It is vowed that the birds are psychopomps lying in wait for the souls of the dying, and that they time their eerie cries in unison with the sufferer's struggling breath If they can catch the fleeing soul when it leaves the body, they instantly flutter away chittering in daemonic laughter; but if they fail, they subside gradually into a disappointed silence.
~ HPL , "The Dunwich Horror"

This subject contains information from the "Lovecraft Circle" Myth Cycles, and while guided by HPL are not based on his work alone. Whippoorwills are a type of bird with a distinctive call and a feature of several stories set in the fictional Cthulhu Mythos, including some by Lovecraft himself. They were most notably present at the death of both Old Whateley and his grandson Wilbur. The first's soul they failed to capture, and the second's fate is left unknown.

Behind the Mythos[edit | edit source]

Lovecraft likely pulled this plot device from the Native American superstition that Whippoorwills were able to predict death as a sort of Banshee in Scottish folklore or even being a sort of night spirit or grim reaper, but these stories can mostly be parallels to the 'Raven Mocker'.

Whippoorwills are common most often in the east coast and are considered a separate species from the Mexican Whippoorwill, Whippoorwills would have been a common sight in H. P. Lovecraft's life growing up in New England.

Whippoorwills were heard during the passing of several main characters in various works by numerous authors in the mythos.
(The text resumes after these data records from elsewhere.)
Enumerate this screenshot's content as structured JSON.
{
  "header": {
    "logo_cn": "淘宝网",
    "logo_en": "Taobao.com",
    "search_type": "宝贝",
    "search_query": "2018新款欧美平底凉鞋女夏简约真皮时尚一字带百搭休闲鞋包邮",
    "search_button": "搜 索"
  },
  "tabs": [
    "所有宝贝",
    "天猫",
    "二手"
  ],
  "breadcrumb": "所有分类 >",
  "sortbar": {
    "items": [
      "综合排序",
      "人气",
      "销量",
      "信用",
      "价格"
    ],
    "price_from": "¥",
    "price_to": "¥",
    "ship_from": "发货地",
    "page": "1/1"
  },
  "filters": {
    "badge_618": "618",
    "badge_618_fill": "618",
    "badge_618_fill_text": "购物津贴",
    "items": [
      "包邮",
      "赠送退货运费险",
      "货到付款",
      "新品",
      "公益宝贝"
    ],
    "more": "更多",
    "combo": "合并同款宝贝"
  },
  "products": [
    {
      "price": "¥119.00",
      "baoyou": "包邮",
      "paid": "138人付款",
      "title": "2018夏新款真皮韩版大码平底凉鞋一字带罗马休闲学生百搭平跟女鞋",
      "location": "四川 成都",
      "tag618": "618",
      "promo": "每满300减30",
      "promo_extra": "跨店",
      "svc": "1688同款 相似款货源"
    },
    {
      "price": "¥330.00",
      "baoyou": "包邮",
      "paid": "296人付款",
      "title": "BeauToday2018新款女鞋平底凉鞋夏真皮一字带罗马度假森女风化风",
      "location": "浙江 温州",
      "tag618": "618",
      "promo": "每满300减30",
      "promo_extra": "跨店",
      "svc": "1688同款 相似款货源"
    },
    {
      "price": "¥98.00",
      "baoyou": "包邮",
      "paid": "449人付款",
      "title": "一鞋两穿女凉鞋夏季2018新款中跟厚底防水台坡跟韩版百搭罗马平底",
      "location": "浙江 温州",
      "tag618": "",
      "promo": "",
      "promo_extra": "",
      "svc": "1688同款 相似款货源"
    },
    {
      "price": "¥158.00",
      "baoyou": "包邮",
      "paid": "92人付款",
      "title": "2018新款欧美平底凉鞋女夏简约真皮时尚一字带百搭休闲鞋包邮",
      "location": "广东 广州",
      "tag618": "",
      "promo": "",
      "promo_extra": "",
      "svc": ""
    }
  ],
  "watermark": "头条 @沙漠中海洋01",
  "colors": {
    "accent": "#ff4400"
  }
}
Though this concept of the whippoorwills acting as a sort of psychopomp may represent the final passing into nothingness, it was used by Fritz Leiber in a fictional telegraph on H. P. Lovecraft's death. It can also be assumed that H. P. Lovecraft's final sight in the Ghooric zone was his "Father" that died of pneumonia when Lovecraft was at a young age, it can certainly be assumed that there is a sort of afterlife in Lovecraft's universe. However, it could be argued that, keeping in line with the original stories of Lovecraft and their theme of an unkind universe, any "afterlife" within Lovecraftian stories would be a bastardization of most people's concept of such.